Posts Tagged ‘PPTP’

Finding a static route for a windows VPN connection

Thursday, May 14th, 2009

You may have stumbled upon this from this post.  If not and you are trying to figure this out then you are in luck.  I’m going to go through step by step how to figure out a static route for a windows XP VPN client connection.

Step 1: Make the VPN Connection

Setting up and connecting to a VPN in Windows XP is will documented so I’m not going to repeat it in this article.  When you make the VPN connection you should see a two computer blinking screen icon in the system tray:

VPN Icon in System Tray

VPN Icon in System Tray

Step 2: Look Up Client IP

Double click on the icon from step one.  In the window that pops up click the Details tab.  You need to find the address after Client IP address:

VPN Connection Details

VPN Connection Details

Step 3: Look Up Routing Table

Next open a command prompt.  You can find it under Accessories in the start menu:

Open Command Prompt

Open Command Prompt

In the command box type route print.

route print in Command Prompt

route print in Command Prompt

In the output of route print you should find only 2 lines where the Interface is the address we found in Step 2 and the Metric is 1.  One of those lines starts with 255.255.255.255, this is not the line we want.  We want the line that’s going to start out like the Interface address but end with zeros.  In my screenshot I’ve got the magic line hilighed in green.

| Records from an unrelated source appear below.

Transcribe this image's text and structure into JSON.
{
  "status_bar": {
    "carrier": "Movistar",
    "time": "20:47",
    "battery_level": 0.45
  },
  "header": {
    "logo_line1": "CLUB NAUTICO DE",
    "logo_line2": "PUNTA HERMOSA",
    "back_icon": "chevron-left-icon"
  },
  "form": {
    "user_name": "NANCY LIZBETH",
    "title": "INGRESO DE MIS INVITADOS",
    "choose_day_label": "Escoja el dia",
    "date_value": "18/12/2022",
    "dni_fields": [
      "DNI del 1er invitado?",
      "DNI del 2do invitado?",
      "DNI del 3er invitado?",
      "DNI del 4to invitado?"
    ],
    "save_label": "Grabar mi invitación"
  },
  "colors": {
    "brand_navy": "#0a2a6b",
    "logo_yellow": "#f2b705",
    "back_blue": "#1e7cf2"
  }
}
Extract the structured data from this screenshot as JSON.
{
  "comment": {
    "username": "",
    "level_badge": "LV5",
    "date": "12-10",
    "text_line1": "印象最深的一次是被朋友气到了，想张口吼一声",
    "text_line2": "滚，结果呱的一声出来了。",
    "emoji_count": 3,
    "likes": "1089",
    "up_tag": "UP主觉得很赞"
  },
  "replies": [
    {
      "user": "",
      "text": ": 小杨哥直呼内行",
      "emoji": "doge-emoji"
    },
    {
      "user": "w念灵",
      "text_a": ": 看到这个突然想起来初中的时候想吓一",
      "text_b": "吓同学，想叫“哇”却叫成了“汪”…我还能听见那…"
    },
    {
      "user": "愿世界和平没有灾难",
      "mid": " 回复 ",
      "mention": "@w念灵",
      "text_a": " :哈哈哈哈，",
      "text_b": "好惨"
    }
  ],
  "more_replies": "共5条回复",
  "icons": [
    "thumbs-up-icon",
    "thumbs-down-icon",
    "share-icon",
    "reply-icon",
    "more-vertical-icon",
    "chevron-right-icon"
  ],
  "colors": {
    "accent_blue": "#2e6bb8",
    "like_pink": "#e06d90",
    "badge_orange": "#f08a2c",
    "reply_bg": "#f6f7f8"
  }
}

A static route would be represented by the Network Destination and the Netmask combination.  You can google for subnet calculator to convert the 255.255.255.0 notation to a number of bits (ie 24 in our example).

Gentoo VPN connection to Windows Server as Network Interface

Thursday, May 14th, 2009

This article will explain how to setup a ppp network interface on Gentoo for a Windows Server Routing and Remote Access VPN connection.

This article assumes that you have open PPTP ports on the windows server, which are setup by default.

/etc/conf.d/net

This first step is to define your ppp interface in /etc/conf.d/net.  This will involve a few lines:

config_ppp0=( "ppp" )
link_ppp0="pty 'pptp vpn.yourdomain.com --nolaunchpppd'"
username_ppp0='DOMAIN\username'
pppd_ppp0=(
"updetach"
"debug"
"remotename your-vpn-profile"
"file /etc/ppp/options.pptp"
)
routes_ppp0=( "192.168.1.0/24" );

The first change, vpn.yourdomain.com, needs to point to either the IP or FQDN of the Windows Server running the VPN you want to connect to.

The second change, DOMAIN\username, is the standard windows login notation for the user that you wish to dial in with.  It’s important to note that in the conf.d/net file, this field does NOT require special characters escaped with a\.  The chap_secrets file WILL require this.

The third change, your-vpn-profile, is a label that must match the chap_secrets file.

The forth change, 192.168.1.0/24, is the static route to the network that is behind the VPN.  If you’re not the network admin for the windows server that you are connecting too this may be a little confusing.  You can check out this post for instructions on how to figure that out.

/etc/ppp/options.pptp

Add the following lines:

require-mppe-128
lcp-echo-interval 15
lcp-echo-failure 3

/etc/ppp/chap-secrets

This is the place where we will define the passwords for our VPN connection.

# Secrets for authentication using CHAP
# client  server  secret      IP addresses
DOMAIN\\username your-vpn-profile Pa\$\$word1 *

DOMAIN\\username will be changed to the same as you defined in /etc/conf.d/net with one important difference, ALL control characters MUST BE ESCAPED with \.  In this example it requires two \’s between the domain and username.

your-vpn-profile must match the label you setup in /etc/conf.d/net.

Pa\$\$word1 is where you define the password for the VPN connection.  Again, ALL control characters MUST BE ESCAPED.  This string sends an actual password of Pa$$word1.

/etc/init.d/net.ppp0

Finally we’ll symlink net.lo to net.ppp0 to give us an init script to work with.

ln -s net.lo net.ppp0

Now if you wanted you can do:

rc-update add net.ppp0 default

To have the connection start on bootup.